The top screenshot shows Scrivener running on an older monitor. Notice that the Unity buttons are huge. When you run it on the laptop, the resolution on my MacBook is good enough to allow for the option to shrink the Unity buttons. The result is much more pleasant and gives you more screen real-estate.
This screenshot shows the Twitter client Hotot and the old faithful chat client – Pidgin. Which I much prefer over the default chat client.
This shows my default browser – Chrome. As you can see, when I run it full screen, it pretty much gives me all kinds of real-estate. I like Chrome better on Linux than Mac or Windows. For some reason, it has a smaller memory footprint. Seriously, the Cubs on Tumblr? That service has jumped the shark man.
Here is the new Gimp, showing off it’s single window look. I like. I can’t wait to get some time to play around with the new features in Gimp 2.8. That’s a stock USAF photo of the new F-22. Because I just love airplanes, don’t you know?
This is Geany, a GTK based IDE for programming. I use it when I mess around with Python. I’ve got my son using it now on the HP Mini. He’s been watching the Khan Academy class on beginning programming.
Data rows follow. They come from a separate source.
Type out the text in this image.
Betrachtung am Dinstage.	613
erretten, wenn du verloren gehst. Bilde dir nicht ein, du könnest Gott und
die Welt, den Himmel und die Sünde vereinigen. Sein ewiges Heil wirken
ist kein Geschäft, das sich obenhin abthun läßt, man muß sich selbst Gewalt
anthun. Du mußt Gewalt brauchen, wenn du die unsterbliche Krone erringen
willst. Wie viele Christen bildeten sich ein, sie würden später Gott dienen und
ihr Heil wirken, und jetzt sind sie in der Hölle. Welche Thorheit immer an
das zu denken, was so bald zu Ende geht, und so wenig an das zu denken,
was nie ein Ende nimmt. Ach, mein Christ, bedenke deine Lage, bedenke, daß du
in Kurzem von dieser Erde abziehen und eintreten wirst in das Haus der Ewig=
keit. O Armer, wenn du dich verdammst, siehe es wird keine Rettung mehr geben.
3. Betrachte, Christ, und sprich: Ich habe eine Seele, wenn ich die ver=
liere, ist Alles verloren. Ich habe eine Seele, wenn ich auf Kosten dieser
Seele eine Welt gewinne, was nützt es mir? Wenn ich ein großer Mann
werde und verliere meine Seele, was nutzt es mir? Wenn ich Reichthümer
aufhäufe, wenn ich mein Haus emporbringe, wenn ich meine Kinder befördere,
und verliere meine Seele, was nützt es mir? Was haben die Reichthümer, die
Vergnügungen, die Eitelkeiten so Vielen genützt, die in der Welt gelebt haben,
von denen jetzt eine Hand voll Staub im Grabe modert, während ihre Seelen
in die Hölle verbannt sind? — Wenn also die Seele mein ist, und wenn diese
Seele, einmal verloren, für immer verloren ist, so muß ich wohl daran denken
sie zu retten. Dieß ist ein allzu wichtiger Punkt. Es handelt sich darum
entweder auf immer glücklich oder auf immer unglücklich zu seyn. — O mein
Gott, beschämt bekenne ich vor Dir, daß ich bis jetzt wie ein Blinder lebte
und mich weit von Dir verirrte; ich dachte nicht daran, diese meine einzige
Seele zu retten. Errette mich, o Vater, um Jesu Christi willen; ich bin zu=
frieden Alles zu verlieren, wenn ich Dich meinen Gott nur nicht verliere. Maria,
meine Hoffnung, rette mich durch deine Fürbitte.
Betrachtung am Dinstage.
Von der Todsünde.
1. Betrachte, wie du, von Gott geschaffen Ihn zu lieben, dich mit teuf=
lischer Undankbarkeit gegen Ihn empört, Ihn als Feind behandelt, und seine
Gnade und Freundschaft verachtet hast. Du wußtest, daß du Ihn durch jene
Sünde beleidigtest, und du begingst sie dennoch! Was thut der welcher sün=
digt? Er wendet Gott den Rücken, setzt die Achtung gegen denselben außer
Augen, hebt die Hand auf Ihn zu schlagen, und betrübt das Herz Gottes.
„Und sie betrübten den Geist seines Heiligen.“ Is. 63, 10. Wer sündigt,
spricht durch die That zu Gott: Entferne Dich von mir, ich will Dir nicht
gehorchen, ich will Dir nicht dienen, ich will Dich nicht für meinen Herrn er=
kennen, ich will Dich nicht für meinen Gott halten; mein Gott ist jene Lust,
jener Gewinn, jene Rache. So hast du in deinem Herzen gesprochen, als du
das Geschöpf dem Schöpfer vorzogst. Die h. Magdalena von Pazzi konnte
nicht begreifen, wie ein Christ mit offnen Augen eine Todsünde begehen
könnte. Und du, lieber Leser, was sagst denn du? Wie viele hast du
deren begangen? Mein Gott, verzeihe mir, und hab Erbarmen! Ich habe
Don’t get me started on why Sal Khan is using a Windows only IDE in the video. I mean come on!
Here is Sigil, the Open Source EPUB creator that nobody seems to know about, but that I adore to pieces. I no longer build my own ebooks, but when I did, or when I need to look at one, Sigil is my go-to program.
As you can see, Ubuntu is working just fine for me and the programs I use on Linux. Not saying that it’s for you, but if you’re looking for something different and free, you should consider using Ubuntu.